SWIFTからの排除は経済へのダメージが大きい一方、代替決済手段(中国のCIPS・ロシアのSPFS・バーター取引)の利用が進む副作用もある。SWIFT依存の高い新興国の銀行株・外貨送金関連ビジネスは制裁発動時に直接的なビジネスリスクを負う。脱ドル・脱SWIFT動向を把握することが、国際決済インフラの長期変化を読む重要な視点になる。
SWIFTはメッセージング・ネットワークであり、実際の資金移動は各国の決済システム(Fedwire・CHIPS・CHAPS等)が行う。
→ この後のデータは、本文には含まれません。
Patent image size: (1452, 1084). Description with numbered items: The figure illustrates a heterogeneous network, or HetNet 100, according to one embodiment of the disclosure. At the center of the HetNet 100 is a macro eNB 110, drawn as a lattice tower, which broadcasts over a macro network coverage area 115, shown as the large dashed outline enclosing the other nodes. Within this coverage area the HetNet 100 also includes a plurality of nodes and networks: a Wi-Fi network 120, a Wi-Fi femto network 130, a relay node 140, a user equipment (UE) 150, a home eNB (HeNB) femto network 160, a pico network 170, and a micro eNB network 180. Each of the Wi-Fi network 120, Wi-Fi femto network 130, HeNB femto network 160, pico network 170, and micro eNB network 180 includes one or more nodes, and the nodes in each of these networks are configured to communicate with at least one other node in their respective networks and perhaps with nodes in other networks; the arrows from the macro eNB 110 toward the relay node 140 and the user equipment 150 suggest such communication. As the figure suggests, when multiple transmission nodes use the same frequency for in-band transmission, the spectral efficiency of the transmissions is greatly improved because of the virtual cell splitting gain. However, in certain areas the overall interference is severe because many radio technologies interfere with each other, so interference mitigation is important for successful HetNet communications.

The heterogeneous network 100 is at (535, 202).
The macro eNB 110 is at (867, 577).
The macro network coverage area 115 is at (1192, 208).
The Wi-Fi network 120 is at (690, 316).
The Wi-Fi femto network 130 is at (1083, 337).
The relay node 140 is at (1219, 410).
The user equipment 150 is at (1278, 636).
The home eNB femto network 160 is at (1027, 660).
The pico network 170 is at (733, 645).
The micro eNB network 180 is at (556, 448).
ロシアのSWIFT排除(2022年)は短期間で代替(中国CIPS・ロシアSPFS)が進んだが、ドル決済系のSWIFTと同等の即時性・信頼性には程遠いとされる。SWIFT排除は金融制裁の最強手段として残るが、多極化する国際決済インフラの中でその効力は相対的に低下しつつある。

📌 投資判断のポイント

SWIFTは国際決済の神経中枢。排除制裁は経済に強烈なダメージを与える一方、代替決済システムの台頭を促進する副作用がある。脱SWIFT・脱ドルの動向は国際決済インフラの長期変化を読む重要な投資視点となる。